Let’s imagine a notorious case in which race is not involved. Let’s instead make the shooter a sports or entertainment celebrity of some sort. A celebrity, with all the same bizarre Zimmerman moves that night, simply wouldn’t make the grade as victim against a white kid on Fox News. The attitude more likely would be: “We always knew, talented though he is, Georgie was a little creepy and a little crazy.”
Then there’s the issue of the hoodie raised initially by Geraldo Rivera – who, it might be pointed out, dresses like a multiple cop-killer and bank robber, if that cop killer and bank robber is John Dillinger (and nothing but quality either for Whitey Bulger). One impression I had when I saw the pathetically sad sight of Trayvon Martin’s body was that his clothes looked like they were bought from an L.L. Bean catalog. I emailed a former Echo colleague, an expert on such things, who responded: “Feedback from younger folks is that he was not a ‘thug’ based on his appearance. Pants are up to waist, fleece shirt (not sure if it's L.L. Bean) is not thug looking but more of a conservative look.”
The drug issue, too, shows that there isn’t a great deal of margin of error for black youth. Most experts seem to feel that marijuana would not make someone any more aggressive in that situation. The drug is everywhere in our society, lots of upper middle-class kids smoke it and even Sean Hannity thinks it should be decriminalized. But in this instance, the traces of marijuana found in Martin’s blood became central to the story. (The killer was not required to do a toxicology test.) When President Obama made his comment about Trayvon being him 35 years ago, Hannity’s response was an ungracious and gratuitous drug reference.

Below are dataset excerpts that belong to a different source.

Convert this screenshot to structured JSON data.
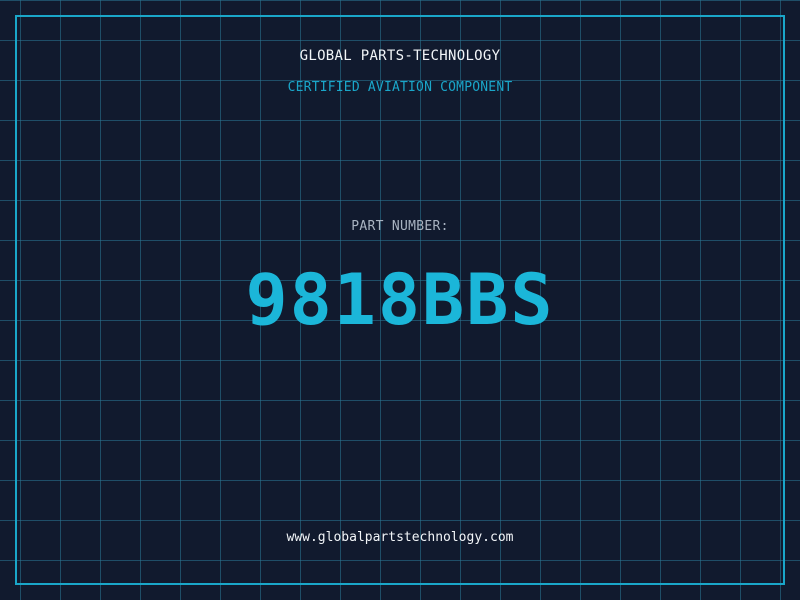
{
  "header": {
    "company_name": "GLOBAL PARTS-TECHNOLOGY",
    "subtitle": "CERTIFIED AVIATION COMPONENT"
  },
  "part": {
    "label": "PART NUMBER:",
    "number": "9818BBS"
  },
  "footer": {
    "website": "www.globalpartstechnology.com"
  },
  "colors": {
    "background": "#111a2e",
    "grid": "#2a7896",
    "accent": "#1bb6d9",
    "frame": "#1aa6c9",
    "text_primary": "#f2f5f8",
    "text_muted": "#a9b3c1"
  }
}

Right-wing media has become skilled at pushing every race button possible while still managing to remain technically post-racial. It has aided the creation of a Republican Party that is overwhelmingly white in its support bases. It didn’t help, as the Irish-American journalist Joan Walsh has convincingly argued, that while the GOP devised its “Southern Strategy” and Northern equivalents, the Democrats forgot how to appeal to the white working-class.
Now, the party of Lincoln has a much bigger problem. It’s seen as disliking and lacking empathy for anybody that’s different from an American mainstream of the past – hence, for instance, its difficulty winning over Asian, Jewish and Hispanic voters. That lack of empathy was arguably on display in the blindness to the pain and sense of dread that the lifeless body of Trayvon Martin caused in middle-class and upwardly mobile African-American parents.